It seems like a lot of work to research every writer relevant to your subject, but the reality for tech firms is that we are talking about no more than a handful of - usually highly specialised and knowledgeable - individuals.
This is the great advantage of working in tech – your product is generally aimed at an easily defined vertical, so by extension your story is aimed at a pretty limited group of writers and editors.
As ‘earned media’, media coverage is a key component of any inbound strategy, conferring as it does the credibility of the media reporting it onto your product, firm or leadership. And as content goes, ‘news’ is among the most effective for attracting engagement, particularly for the tech and healthcare industries. Meantime, purchasers researching tech consider that media coverage ranks among the most trustworthy sources of information informing their purchase decision. In short, for a tech firm's inbound campaign, there are very few types of content as valuable or as trusted as media coverage among your key audience.
It is common enough for start-ups and early stage firms to approach editors only to be rebuffed, and told to come back when they have a story to tell, customers, etc. Editors are very busy, often receiving hundreds of pitches weekly. Thus their attention span is extremely short, and they will only really focus and invest their attention if they are quickly shown that there is a story to be told – whether that's an interesting customer story, tech innovation, new business model, investment, the involvement of a well-known industry figure and so on.
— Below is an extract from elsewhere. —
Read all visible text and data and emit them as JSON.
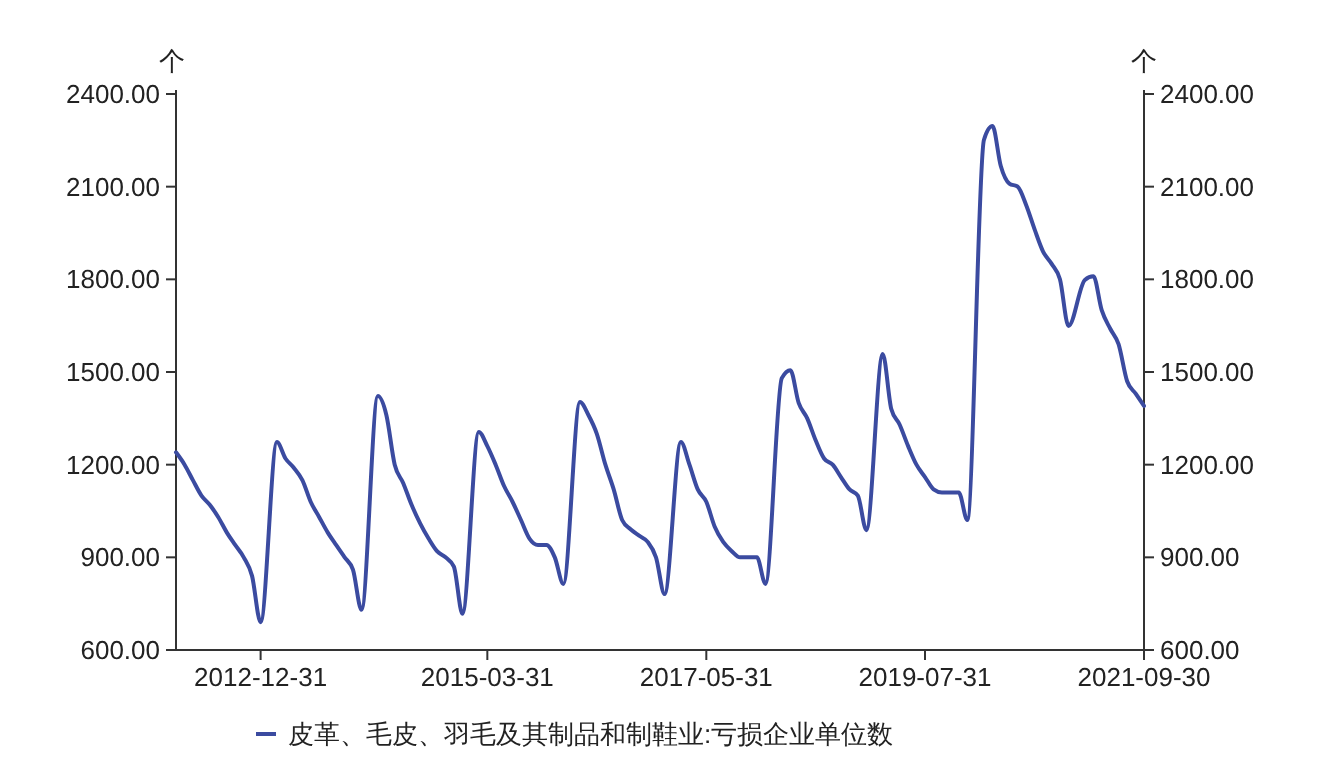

A good way to achieve this is by developing a relationship with the editor in question. This does not mean trying to be 'best friends' with them (if you try this approach you will quickly find that journalists and editors already have enough friends), but just by establishing a ‘conversation’ – whereby you continually keep them informed of developments in your company. It comes as a surprise to a lot of people that most editors actually do read most of the pitch mail in their inbox – but over 80% regularly do. So, when your 'big' news comes along – whatever it may be - your editor will be more open to reading your pitch if they come to it with an informed view. We call this keeping our editors informed ‘storytelling’, and it gives enough background and insight, so the editor in question isn’t coming to your news without having some of the detail already sketched in.
This approach also allows your chosen editor(s) to establish that you are not a time waster. Surprisingly, many approaches to the media are made without any thought to the next steps of the process – what supplementary information you have at hand and in what format, who will be spokesperson, who will be spokesperson for any third party like a customer, what photos are to hand etc. These details are important - if you can establish yourself as a reliable source of good industry information in a timely fashion, it will stand your future pitches in very good stead.
Obviously these details can be handled in house, but they are time consuming, and it takes a certain type of expertise to carry it all off convincingly. But if you do you, will achieve the most engaging and credible type of content for your company: news.